The Broadsheet reports that the Department of Education is partnering with the United Federation of Teachers union to track down former public school students who were pupils at Lower Manhattan schools on Sept. 11, 2001 (or in the months that followed) and informing them that their health may be at risk. The project will also seek to put these students in touch with the World Trade Center Health Program and the September 11th Victims Compensation Fund. “Outreach to other communities of those affected by exposure to environmental toxins as a result of the terrorist attacks of September, 2001 — such as first responders and residents — has for years been proactive and aggressive. But there has been very little organized effort thus far to reach the population of onetime students, now grown into adults ranging from as young as 23 to as old as 36, who also might be facing life-threatening illness. In September, the DOE began mailing out the first of more than 19,000 letters to the last known addresses of students who attended schools such as P.S. 89, I.S. 289, P.S. 234, P.S. 150, and Stuyvesant High School, along with dozens of other elementary, middle, and high schools below Houston Street. (A total of 29 schools are believed to have been exposed to dangerous levels of toxins.)”



  1. You state in the article students could be as young as 23 where as they could have been s my son was in 2001 .

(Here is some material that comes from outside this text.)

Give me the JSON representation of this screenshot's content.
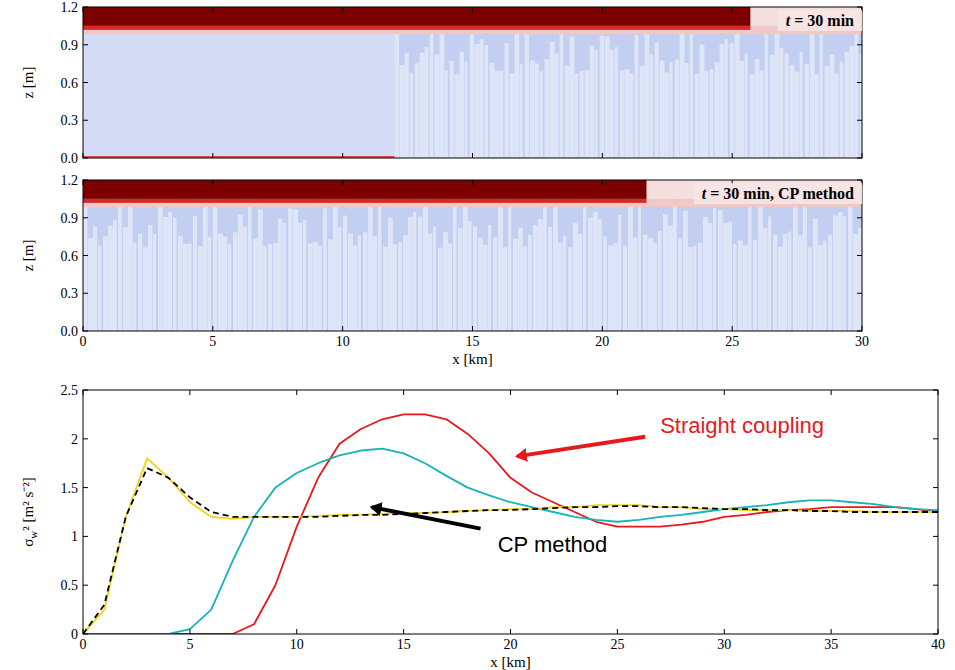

    • This is what the DOE said. I guess if you were 3 at the start of pre-k at 89 or 150 in 2001, about to turn four in the next three months, you could be 21?

  2. Every level of government lied to the people of Lower Manhattan after 9/11, as did publications like The NY Times. Getting Wall Street, and business, up and running was simply more important that people’s health.
    The two people who stood strong and told the truth were Juan Gonzalez, an award winning investigative journalist at the Daily News, and a female PhD scientist at the EPA who emailed invaluable scientific information and advice to people who contacted her. For which she was demoted. She sued, and got her job back.
    I may sound like a crank, but the many, many people who got sick after believing what they were told is proof that you should never, ever trust the government about environmental and health issues after a disaster.

    • Agree 100 percent. Displaced residents such as I were allowed one visit on Sept. 15 to 41 River Terr. (next door to Stuyvesant), which was in the frozen zone. We had about 20 min. to retrieve clothes, toss rotting food, and the like. Climbed 30-plus flight of stairs to find all apartment doors propped open. Some unidentified gov’t authority had placed mechanical air-sniffing devices in every apartment. The feds classified the results and declared the air safe. “Thanks” to Jerry Nadler, Chuck Schumer, Geo. Pataki, and Mayors Giuliani and Bloomberg for doing nothing to bring the truth forward on this.

  3. Congressman Nadler did everything possible to get George Bush’s EPA to conduct scientifically valid sampling of downtown buildings as was required by Federal regulations in existence at the time. He fought, along side residents, area workers, community organizations, and labor representatives, for a proper cleanup of all affected buildings. Had he, and we, been able to secure a timely and proper cleanup, health effects resulting from long-term chronic exposures to WTC contaminants could have been avoided. To that end, he did all that was possible. Had it not been for his continuing efforts neither residents, school children, or those who worked in the area would be eligible for the federally sponsored WTC Health Program or the Victim’s Compensation Fund. Without his efforts, those programs would have been open only Toto Responders.

    • No, Nadler didn’t then and hasn’t since, nor have any of the others involved. Gov’t handouts are no substitute for years of life. The results from the EPA’s classified air sampling remain inaccessible to those affected. As important, they are inaccessible to the researchers and doctors who might use it to better treat the thousands more who will die from 9/11 exposure-related conditions, and the thousands who have died. He and Schumer have held high office throughout. Their constituents are more affected than any. Pataki, Giuliani, Bloomberg, et al. also get their share of responsibility.